Kellam, Louise, Pastorelli, Laura M., Bastida, Angel M., Senkbeil, Amy, Montgomery, Sue, Fishel, Simon, Campbell, Alison (2017) Perivitelline threads in cleavage-stage human embryos: observations using time-lapse imaging. Reproductive BioMedicine Online, 35 (6). pp. 646-656. ISSN 1472-6483. (doi:10.1016/j.rbmo.2017.09.004) (The full text of this publication is not currently available from this repository. You may be able to access a copy if URLs are provided) (KAR id:84036)

The full text of this publication is not currently available from this repository. You may be able to access a copy if URLs are provided. (Contact us about this Publication)
Official URL
https://doi.org/10.1016/j.rbmo.2017.09.004

Abstract

Time-lapse imaging of the human preimplantation embryo in vitro has revealed a transient phenomenon involving the appearance of perivitelline threads, commonly observed at the two-cell stage. These threads span the perivitelline space, arising at the specific area where the cytoplasmic membrane contacts the zona pellucida, before any perivitelline space is formed. The threads persist as the cytoplasmic membrane retracts from the zona pellucida to form the first cleavage furrow.
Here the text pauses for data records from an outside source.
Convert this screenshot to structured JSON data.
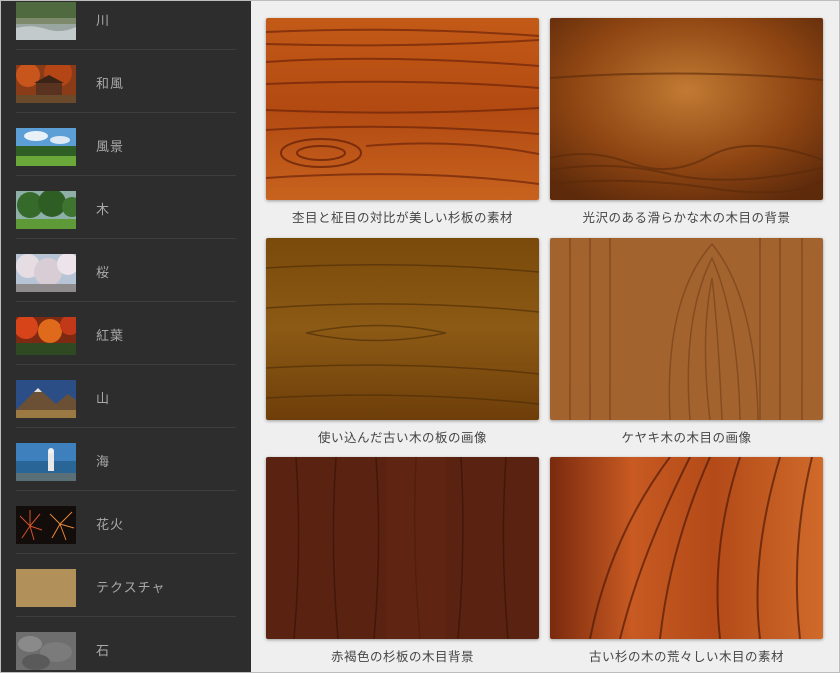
{
  "sidebar": {
    "items": [
      {
        "label": "川",
        "icon": "river-thumbnail"
      },
      {
        "label": "和風",
        "icon": "japanese-style-thumbnail"
      },
      {
        "label": "風景",
        "icon": "landscape-thumbnail"
      },
      {
        "label": "木",
        "icon": "tree-thumbnail"
      },
      {
        "label": "桜",
        "icon": "cherry-blossom-thumbnail"
      },
      {
        "label": "紅葉",
        "icon": "autumn-leaves-thumbnail"
      },
      {
        "label": "山",
        "icon": "mountain-thumbnail"
      },
      {
        "label": "海",
        "icon": "sea-thumbnail"
      },
      {
        "label": "花火",
        "icon": "fireworks-thumbnail"
      },
      {
        "label": "テクスチャ",
        "icon": "texture-thumbnail"
      },
      {
        "label": "石",
        "icon": "stone-thumbnail"
      }
    ]
  },
  "gallery": {
    "items": [
      {
        "caption": "杢目と柾目の対比が美しい杉板の素材",
        "color": "#b04c10"
      },
      {
        "caption": "光沢のある滑らかな木の木目の背景",
        "color": "#8e4512"
      },
      {
        "caption": "使い込んだ古い木の板の画像",
        "color": "#84520f"
      },
      {
        "caption": "ケヤキ木の木目の画像",
        "color": "#a0602e"
      },
      {
        "caption": "赤褐色の杉板の木目背景",
        "color": "#5a2211"
      },
      {
        "caption": "古い杉の木の荒々しい木目の素材",
        "color": "#b3501d"
      }
    ]
  }
}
In this observational report, these structures and their incidence are described. A total of 834 time-lapse videos from IVF treatment cycles, one per patient, were retrospectively analysed for perivitelline threads, from pronuclear formation until completion of the first cell cycle. Threads were observed in 56.4% (470/834) of embryos and varied from a single to an array spanning an area of the zona pellcida. A total of 91.9% (432/470) were seen to form after cytoplasmic membrane–zona-pellucida contact. A total of 76.4% (359/470) were visible at the first cleavage furrow; 77% (362/470) were associated with cytoplasmic fragments at the two-cell-stage. Presence or absence of threads did not affect embryo development. This descriptive study is limited; further characterization of these structures is needed to elucidate their potential role in early human embryo development.

Item Type: Article
DOI/Identification number: 10.1016/j.rbmo.2017.09.004
Subjects: Q Science
Divisions: Divisions > Division of Natural Sciences > School of Biosciences
Depositing User: Alison Campbell
Date Deposited: 10 Nov 2020 12:39 UTC
Last Modified: 10 Nov 2020 12:39 UTC
Resource URI: https://kar.kent.ac.uk/id/eprint/84036 (The current URI for this page, for reference purposes)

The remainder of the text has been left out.